Mitmachen, ausprobieren, verstehen
Besonders gefragt waren die zahlreichen Mitmachangebote. Unter dem Motto „Stoffumwandlung von Nano bis Makro: die Welt der Verfahrenstechnik“ konnten Besucherinnen und Besucher an Demonstratoren erleben, wie Maschinen, Apparate und Anlagen zur Herstellung moderner Produkte funktionieren. In der Fakultät Elektrotechnik probierten sie selbst aus, was ein Mikrocontroller ist und wie er programmiert wird – etwa mit dem Calliope mini oder dem ESP32. Auch der Escape Room Chemie lud dazu ein, naturwissenschaftliche Rätsel mit Wissen und Teamgeist zu lösen.
Großes Interesse weckte außerdem „Minecraft meets Engineering“. Dabei wurde das beliebte Computerspiel zur digitalen Ingenieurwerkstatt: Spielerisch planten und bauten die Teilnehmenden Türme, Brücken oder Bahnstrecken und lernten dabei die Herausforderungen des Bauingenieurwesens kennen.
Partner aus Wissenschaft und Wirtschaft
Auch in diesem Jahr begrüßte die HTWD Partner aus Wissenschaft und Wirtschaft. Das Helmholtz-Zentrum Dresden-Rossendorf (HZDR) präsentierte seine Forschung in mehreren Räumen der HTWD und gab Einblicke in aktuelle wissenschaftliche Fragestellungen. Auch Leybold Optics sowie der DiggiClub, das Network Energy Talents (NET) e. V. und die Deutsche Meeresstiftung beteiligten sich an der Langen Nacht der Wissenschaften.

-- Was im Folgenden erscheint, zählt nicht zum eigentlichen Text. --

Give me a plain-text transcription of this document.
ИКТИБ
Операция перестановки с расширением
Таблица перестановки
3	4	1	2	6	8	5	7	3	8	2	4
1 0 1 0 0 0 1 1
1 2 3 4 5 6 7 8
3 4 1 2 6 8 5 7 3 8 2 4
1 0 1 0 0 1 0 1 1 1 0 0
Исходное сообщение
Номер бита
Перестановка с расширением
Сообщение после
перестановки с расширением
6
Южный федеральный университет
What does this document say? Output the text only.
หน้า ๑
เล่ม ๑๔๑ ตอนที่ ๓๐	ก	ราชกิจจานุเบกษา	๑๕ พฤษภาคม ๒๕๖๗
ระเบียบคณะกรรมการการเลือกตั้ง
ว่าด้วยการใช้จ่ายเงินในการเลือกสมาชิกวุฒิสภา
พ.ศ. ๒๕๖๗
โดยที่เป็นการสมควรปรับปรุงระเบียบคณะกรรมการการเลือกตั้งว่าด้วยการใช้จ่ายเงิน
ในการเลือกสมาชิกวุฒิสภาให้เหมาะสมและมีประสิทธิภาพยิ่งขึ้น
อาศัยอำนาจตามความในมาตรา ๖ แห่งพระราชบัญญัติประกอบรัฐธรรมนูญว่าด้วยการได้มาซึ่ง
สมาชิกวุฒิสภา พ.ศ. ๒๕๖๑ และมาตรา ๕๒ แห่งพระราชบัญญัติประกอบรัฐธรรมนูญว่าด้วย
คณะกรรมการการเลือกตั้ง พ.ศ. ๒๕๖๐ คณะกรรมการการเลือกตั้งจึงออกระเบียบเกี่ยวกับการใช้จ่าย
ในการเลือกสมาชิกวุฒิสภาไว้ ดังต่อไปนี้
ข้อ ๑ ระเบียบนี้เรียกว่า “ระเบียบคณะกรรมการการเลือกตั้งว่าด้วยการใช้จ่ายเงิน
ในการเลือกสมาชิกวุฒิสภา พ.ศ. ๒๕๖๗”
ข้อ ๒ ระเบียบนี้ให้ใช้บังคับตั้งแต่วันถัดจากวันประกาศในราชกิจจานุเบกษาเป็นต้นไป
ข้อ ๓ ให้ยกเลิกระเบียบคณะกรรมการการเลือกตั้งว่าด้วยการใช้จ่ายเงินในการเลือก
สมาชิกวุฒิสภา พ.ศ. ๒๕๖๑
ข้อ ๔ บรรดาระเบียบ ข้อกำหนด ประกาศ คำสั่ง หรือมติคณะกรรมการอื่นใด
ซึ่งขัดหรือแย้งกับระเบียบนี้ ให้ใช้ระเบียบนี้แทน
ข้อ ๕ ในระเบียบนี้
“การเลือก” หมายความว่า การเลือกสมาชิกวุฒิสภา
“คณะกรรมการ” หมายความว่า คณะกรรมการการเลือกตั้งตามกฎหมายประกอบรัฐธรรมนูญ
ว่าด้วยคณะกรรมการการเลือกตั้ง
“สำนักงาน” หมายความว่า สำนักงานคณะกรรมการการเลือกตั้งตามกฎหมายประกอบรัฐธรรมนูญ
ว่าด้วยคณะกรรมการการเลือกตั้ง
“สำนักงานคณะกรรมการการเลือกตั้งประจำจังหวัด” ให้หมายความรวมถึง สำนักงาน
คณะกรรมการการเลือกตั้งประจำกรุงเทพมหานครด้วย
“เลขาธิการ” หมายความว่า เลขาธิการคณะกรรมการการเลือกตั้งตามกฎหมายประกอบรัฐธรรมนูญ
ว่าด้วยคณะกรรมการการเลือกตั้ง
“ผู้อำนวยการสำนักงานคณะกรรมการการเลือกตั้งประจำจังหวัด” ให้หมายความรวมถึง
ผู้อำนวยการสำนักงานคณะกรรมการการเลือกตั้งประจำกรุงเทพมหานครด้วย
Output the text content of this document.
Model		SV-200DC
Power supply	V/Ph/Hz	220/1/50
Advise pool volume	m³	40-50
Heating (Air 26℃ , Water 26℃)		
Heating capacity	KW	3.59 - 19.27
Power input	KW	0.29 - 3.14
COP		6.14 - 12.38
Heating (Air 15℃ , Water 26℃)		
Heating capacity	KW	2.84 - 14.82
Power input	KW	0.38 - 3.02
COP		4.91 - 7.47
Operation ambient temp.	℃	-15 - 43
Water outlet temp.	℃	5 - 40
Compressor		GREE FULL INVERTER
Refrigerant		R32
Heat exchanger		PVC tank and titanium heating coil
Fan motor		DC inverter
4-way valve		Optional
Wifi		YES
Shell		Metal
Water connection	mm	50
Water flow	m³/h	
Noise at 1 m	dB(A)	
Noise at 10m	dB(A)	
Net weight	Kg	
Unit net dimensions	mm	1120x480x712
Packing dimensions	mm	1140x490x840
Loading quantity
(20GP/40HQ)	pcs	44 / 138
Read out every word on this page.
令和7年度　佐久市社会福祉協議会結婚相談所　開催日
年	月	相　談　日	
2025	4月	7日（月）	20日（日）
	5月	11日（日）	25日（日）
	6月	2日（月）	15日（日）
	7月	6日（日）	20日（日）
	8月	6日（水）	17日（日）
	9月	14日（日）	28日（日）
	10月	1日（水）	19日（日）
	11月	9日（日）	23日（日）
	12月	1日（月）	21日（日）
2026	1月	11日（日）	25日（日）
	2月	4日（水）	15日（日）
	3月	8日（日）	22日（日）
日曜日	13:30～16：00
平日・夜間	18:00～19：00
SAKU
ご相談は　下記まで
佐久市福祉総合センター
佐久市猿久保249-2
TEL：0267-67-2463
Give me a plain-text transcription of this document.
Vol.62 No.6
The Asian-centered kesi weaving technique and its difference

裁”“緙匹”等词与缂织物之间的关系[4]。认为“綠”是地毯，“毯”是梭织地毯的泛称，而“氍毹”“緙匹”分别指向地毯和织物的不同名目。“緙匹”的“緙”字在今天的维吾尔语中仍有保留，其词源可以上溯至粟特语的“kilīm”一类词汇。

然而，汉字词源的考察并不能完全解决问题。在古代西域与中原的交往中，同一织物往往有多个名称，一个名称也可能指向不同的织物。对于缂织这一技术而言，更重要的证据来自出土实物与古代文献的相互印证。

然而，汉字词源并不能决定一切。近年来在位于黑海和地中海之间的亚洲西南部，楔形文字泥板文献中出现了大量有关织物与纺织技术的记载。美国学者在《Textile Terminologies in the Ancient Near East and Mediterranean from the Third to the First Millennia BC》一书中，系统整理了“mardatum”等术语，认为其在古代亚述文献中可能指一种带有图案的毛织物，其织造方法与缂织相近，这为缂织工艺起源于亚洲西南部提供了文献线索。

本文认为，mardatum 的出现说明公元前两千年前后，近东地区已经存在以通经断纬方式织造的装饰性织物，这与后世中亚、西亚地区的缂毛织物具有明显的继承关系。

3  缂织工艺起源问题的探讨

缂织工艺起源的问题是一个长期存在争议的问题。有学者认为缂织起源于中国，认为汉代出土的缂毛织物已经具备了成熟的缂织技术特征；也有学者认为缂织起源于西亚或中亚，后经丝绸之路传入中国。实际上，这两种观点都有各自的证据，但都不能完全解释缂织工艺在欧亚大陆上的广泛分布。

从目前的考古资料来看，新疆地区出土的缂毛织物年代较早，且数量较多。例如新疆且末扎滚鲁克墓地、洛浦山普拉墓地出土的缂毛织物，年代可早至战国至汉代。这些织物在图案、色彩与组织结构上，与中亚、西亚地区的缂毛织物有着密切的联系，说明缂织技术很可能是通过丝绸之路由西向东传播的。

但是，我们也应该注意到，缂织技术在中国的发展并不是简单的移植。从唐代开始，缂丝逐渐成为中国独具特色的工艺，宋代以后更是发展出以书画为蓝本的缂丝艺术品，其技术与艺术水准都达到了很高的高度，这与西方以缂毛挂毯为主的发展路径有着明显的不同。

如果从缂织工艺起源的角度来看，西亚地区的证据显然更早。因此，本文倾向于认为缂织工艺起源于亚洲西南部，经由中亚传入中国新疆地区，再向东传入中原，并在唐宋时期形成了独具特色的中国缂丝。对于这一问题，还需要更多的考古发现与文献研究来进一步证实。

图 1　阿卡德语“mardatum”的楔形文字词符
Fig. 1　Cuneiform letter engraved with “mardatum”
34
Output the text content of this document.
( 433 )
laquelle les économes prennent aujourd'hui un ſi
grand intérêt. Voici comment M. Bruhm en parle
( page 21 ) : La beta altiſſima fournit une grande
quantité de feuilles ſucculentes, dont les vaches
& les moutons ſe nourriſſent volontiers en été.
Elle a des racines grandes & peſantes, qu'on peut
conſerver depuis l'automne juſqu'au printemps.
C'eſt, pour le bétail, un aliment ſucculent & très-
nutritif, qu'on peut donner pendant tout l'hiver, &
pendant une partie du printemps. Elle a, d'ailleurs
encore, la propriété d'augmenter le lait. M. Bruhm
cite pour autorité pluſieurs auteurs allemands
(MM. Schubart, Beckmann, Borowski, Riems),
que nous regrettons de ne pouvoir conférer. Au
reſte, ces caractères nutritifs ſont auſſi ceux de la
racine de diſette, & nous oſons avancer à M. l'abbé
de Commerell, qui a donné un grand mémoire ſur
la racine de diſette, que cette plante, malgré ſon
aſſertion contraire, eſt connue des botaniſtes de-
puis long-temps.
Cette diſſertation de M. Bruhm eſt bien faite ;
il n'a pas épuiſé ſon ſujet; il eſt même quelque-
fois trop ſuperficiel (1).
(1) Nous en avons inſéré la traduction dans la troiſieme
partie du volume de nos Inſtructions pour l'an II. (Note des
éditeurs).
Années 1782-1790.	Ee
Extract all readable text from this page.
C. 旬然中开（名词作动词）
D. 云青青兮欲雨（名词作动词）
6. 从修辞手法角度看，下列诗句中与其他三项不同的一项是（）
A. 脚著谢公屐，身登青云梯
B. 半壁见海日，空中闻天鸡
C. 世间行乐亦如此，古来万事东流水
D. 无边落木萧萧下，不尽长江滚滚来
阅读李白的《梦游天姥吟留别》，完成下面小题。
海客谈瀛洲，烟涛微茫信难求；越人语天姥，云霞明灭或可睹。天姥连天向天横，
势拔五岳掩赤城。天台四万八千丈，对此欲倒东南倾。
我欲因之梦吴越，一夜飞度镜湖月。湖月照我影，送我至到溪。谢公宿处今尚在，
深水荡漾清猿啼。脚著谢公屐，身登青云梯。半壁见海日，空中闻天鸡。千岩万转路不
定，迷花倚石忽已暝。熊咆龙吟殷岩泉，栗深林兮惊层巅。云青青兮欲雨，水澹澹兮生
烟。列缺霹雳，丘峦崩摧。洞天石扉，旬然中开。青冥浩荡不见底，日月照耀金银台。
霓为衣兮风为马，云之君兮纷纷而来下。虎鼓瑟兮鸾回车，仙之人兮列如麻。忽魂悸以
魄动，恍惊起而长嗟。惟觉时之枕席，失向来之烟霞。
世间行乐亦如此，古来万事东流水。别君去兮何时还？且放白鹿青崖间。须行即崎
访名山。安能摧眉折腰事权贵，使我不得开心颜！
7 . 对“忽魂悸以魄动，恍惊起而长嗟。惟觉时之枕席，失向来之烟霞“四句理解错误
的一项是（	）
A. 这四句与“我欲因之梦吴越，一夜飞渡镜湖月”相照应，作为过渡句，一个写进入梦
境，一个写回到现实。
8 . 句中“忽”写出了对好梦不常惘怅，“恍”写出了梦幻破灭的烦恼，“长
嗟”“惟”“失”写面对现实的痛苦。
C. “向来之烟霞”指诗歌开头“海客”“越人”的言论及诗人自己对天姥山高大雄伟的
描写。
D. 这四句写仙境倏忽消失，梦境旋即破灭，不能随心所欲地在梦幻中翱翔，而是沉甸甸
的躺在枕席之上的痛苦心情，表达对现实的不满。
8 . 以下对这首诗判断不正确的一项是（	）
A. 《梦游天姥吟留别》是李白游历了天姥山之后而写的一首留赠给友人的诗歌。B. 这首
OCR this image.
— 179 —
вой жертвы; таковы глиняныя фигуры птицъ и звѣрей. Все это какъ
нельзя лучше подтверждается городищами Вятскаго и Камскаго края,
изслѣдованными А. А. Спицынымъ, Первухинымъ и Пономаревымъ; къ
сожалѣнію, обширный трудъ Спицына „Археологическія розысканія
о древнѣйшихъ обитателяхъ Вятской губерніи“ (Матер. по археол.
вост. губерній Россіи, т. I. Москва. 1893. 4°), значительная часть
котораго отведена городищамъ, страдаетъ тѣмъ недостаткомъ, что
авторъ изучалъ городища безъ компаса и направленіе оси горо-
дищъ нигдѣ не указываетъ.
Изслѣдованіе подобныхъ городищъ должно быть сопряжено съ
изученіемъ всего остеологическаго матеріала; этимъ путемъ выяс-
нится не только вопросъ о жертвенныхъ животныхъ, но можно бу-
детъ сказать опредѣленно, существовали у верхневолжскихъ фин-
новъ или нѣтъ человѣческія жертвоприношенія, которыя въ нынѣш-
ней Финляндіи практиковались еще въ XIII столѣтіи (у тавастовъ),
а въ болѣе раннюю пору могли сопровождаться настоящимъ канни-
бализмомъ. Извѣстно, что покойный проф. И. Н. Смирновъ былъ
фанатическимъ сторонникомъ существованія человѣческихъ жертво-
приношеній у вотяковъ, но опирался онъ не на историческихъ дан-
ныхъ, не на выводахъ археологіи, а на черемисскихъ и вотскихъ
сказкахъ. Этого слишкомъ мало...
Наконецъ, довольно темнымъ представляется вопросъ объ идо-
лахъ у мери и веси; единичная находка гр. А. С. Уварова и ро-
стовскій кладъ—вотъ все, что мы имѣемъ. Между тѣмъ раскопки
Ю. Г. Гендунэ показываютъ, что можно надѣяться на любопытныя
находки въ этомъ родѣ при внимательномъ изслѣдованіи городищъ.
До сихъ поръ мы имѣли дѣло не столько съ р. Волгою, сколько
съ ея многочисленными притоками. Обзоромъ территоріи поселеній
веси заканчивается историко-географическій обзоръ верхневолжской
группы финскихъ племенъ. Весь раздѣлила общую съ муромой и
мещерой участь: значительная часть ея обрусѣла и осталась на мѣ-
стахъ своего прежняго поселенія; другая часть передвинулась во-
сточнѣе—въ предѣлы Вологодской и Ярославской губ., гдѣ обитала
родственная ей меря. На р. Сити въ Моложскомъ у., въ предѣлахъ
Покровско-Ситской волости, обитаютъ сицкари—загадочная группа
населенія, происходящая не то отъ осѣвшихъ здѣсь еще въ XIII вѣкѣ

Die Beiträge der Partner machten deutlich, wie eng die HTWD mit Forschungseinrichtungen und Unternehmen in Dresden und darüber hinaus zusammenarbeitet. Gemeinsam präsentierten sie die Vielfalt der regionalen Forschungslandschaft und zeigten, wie Wissenschaft und Innovation durch Kooperationen vorangebracht werden.